In today’s competitive environment, organisations need to disrupt and differentiate to stay relevant. It is an undeniable fact that they cannot achieve it without a talented workforce. Secondly, organisations spend plenty of resources in hiring and training their employees. When they leave, it not only costs the organisations but also creates a ripple effect. For instance, it may impact the continuity of crucial projects, reduce customer satisfaction levels and degrade the working environment.
In this scenario, the HR departments are under extreme pressure to hire and retain talented employees. While the HR departments have adopted several strategies in the past, the one thing that seems to offer exceptional results is treating employees like customers. By cultivating a customer-centric approach, organisations can get a deeper understanding of what employees want. The resulting employee value proposition can attract the best talent from the market.
A formal career path
Gone are the days when employees would accept a linear career path trajectory offered by their employers. Today, employees prefer to be in charge of their growth and often have clear career goals charted out in their minds. The HR departments can resolve this situation by offering a career lattice instead of a career ladder. Allow the employees to move sideways to take on other responsibilities and work with other teams. They can grow upwards when they are ready to take on higher positions. Similarly, there may be times when they will have to take a step back to learn new skills. The solution is not easy but is definitely workable. Encourage managers to have meaningful conversations with their team members to understand their interests and aspirations. Moreover, they should also empower the employees to take ownership of their careers.

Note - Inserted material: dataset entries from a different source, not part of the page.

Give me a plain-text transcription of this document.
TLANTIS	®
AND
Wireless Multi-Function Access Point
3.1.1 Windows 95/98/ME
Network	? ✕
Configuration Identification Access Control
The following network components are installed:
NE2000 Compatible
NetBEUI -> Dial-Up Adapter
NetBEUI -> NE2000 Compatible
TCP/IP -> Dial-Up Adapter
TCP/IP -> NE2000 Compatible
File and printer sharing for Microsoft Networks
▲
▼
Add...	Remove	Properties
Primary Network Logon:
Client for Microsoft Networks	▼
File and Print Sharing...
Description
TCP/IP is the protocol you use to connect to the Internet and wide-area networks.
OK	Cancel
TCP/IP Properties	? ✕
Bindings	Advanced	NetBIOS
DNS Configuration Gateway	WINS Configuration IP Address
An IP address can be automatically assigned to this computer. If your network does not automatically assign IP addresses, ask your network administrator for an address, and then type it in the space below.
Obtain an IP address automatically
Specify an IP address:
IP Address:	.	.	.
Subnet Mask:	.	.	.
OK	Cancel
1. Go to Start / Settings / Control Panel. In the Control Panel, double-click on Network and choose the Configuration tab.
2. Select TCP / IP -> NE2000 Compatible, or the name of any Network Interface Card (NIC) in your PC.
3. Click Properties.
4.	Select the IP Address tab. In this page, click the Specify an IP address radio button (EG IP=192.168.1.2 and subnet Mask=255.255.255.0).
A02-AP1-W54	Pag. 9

Opportunities for career mobility
Matthew Bidwell, professor at Wharton, found in a seven-year-long study that external hires take three years to become productive in their new jobs. Moreover, internal hires make about 18% lesser than the external hires. In this scenario, posting jobs on the internal job board and hiring from within is an effective solution. Apart from increasing productivity, this practice can help in retaining employees. The HR departments should encourage the practice of looking within the existing employee pool to offer them new opportunities. It is a win-win situation as employees will get better opportunities and pay package. The organisations won’t have to wait a long time for the new incumbent to become productive. To make it more effective, the top leaders should commit to career mobility. The managers should encourage their employees to take on new roles. Similarly, the hiring managers should be trained to hire for potential instead of hiring for specific skills.
Prioritize learning and development
It is a dynamic world where technology is changing at a rapid pace. The fear of becoming redundant in the face of new technology and practices can force the employees to quit their current jobs. HR departments can effectively resolve this situation by offering better learning and growth opportunities. While IT companies seem to be more proactive in this regard, other sectors are yet to catch up. While rewarding your employees with promotions is one way to engage them, you must also help them to develop the skills to perform well in those roles. It will help to prioritize and influence a cultural change where individual development plan becomes the norm.
Several organisations run an elaborate process to identify high-potential performers. However, they do not communicate it to the target audience. High-potential talent needs challenging work and more responsibilities to stay engaged. If these talented employees feel they are not bring valued or sense the organisation is not committed to their growth, they may look for another job. You can nip this problem in the bud by being more transparent and open about what your employees want. Adopting a customer-centric approach may help here. You can communicate that the organisation is interested in their personal growth and has practices to give what they want.